Sorrowland est paru avant-hier et c’est une merveille.

Le résumé

Vern est enceinte et décide de s’échapper de la secte où elle a été élevée. Cachée dans une forêt, elle donne naissance à des jumeaux, et prévoit de les élever loin de l’influence du monde extérieur.

Mais, dans la forêt, Vern reste une proie, forcée à survivre en pleine nature, elle montre une brutalité terrifiante, résultat de changements étranges et inexplicables que son corps traverse.

Pour comprendre sa métamorphose et protéger sa famille, Vern doit affronter le passé et l’avenir, trouver la vérité signifiera découvrir les secrets de la secte qu’elle a fui, mais aussi l’histoire violente de ces Etats-Unis qui l’ont produite.

Traduction de l’anglais par Francis Guévremont

Ce que j’en dis …

Avec Les Abysses, j’avais connu une expérience d’empathie esthétique assez rare pour être soulignée. Ce choc m’avait poussé à découvrir L’incivilité des fantômes qui avait puissamment confirmé mon admiration pour Rivers Solomon. Dès lors, j’attendais de découvrir Sorrowland dans sa version française rendue possible grâce aux éditions Aux Forges de Vulcain, éditeur français de l’auteur.

Ce troisième roman est encore plus réussi que les deux précédents, et ce n’est pas peu dire.
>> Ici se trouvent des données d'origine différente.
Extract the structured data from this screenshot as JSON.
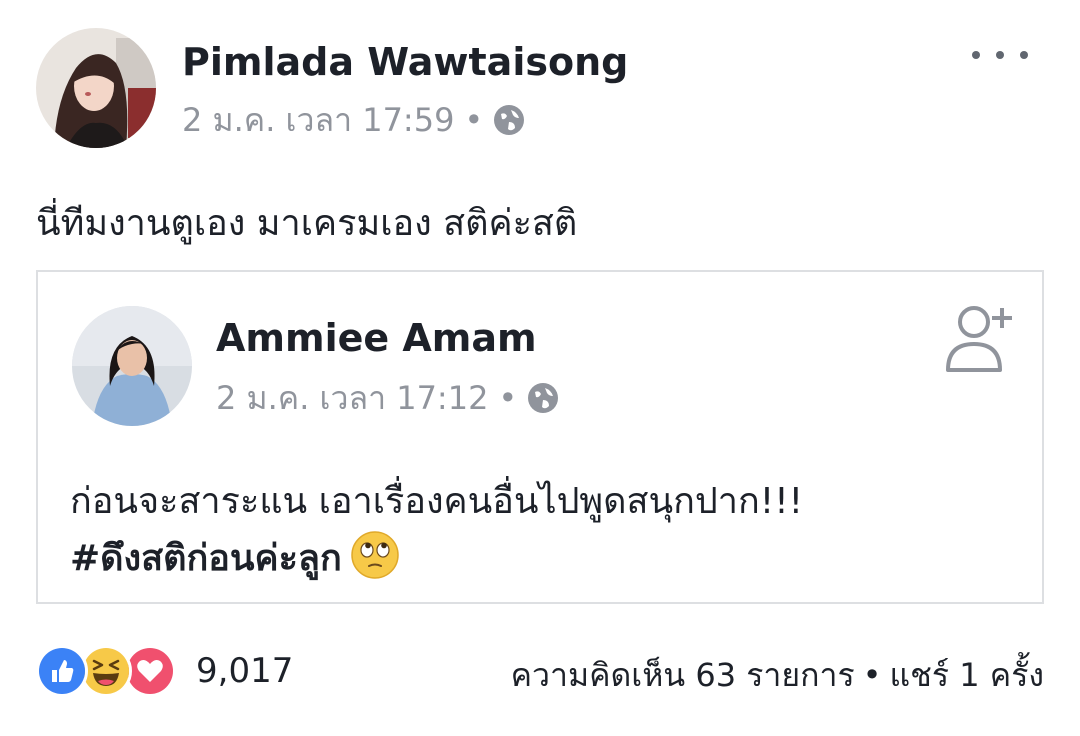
{
  "post": {
    "author": "Pimlada Wawtaisong",
    "timestamp": "2 ม.ค. เวลา 17:59",
    "separator": "•",
    "privacy_icon": "globe-icon",
    "text": "นี่ทีมงานตูเอง มาเครมเอง สติค่ะสติ",
    "more_icon": "more-options-icon"
  },
  "shared_post": {
    "author": "Ammiee Amam",
    "timestamp": "2 ม.ค. เวลา 17:12",
    "separator": "•",
    "privacy_icon": "globe-icon",
    "text_line1": "ก่อนจะสาระแน เอาเรื่องคนอื่นไปพูดสนุกปาก!!!",
    "hashtag": "#ดึงสติก่อนค่ะลูก",
    "emoji": "eye-roll-emoji",
    "follow_icon": "add-friend-icon"
  },
  "footer": {
    "reactions": [
      "like",
      "haha",
      "love"
    ],
    "reaction_count": "9,017",
    "comments": "ความคิดเห็น 63 รายการ",
    "separator": "•",
    "shares": "แชร์ 1 ครั้ง"
  },
  "colors": {
    "like": "#3b82f6",
    "haha": "#f7c948",
    "love": "#f0506e",
    "meta": "#90949c",
    "border": "#dddfe2"
  }
}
On y retrouve certaine des thématiques abordées dans les deux premiers ouvrages : le racisme, l’homophobie, la marginalisation, pour ne citer que ceux-là. Mais Sorrowland est indéniablement le plus explicite.

Les premiers romans étaient plus oniriques. Les univers dans lesquels se situaient les récits demandaient sans doute un effort plus grand de la part du lecteur pour que l’identification s’opère tout à fait. Ici, bien que la première partie soit encore marquée par cet aspect, l’ensemble du roman est plus populaire au sens positif du terme.

Rivers Solomon exprime sa pensée, sa vision du monde et particulièrement des Etats-Unis, d’une façon plus précise, moins allégorique et farouchement incisive.

L’histoire quant à elle, est une merveille de la littérature de l’imaginaire : gothique et science-fictionnesque, délicieusement inclassable, difficilement identifiable, elle séduira sans doute les amateurs de Stephen King, Ridley Scott et Night Shyamalan.

Mais Sorrowland traite surtout, en profondeur, de l’importante question de la domination.

La domination de l’homme sur la femme. D’un individu sur un autre. D’un peuple, d’un état, d’une cause. La domination d’un gouvernement, d’une religion, d’un chef spirituel.

Existe-t-il une forme de domination qui soit juste et acceptable, une authentique souveraineté ?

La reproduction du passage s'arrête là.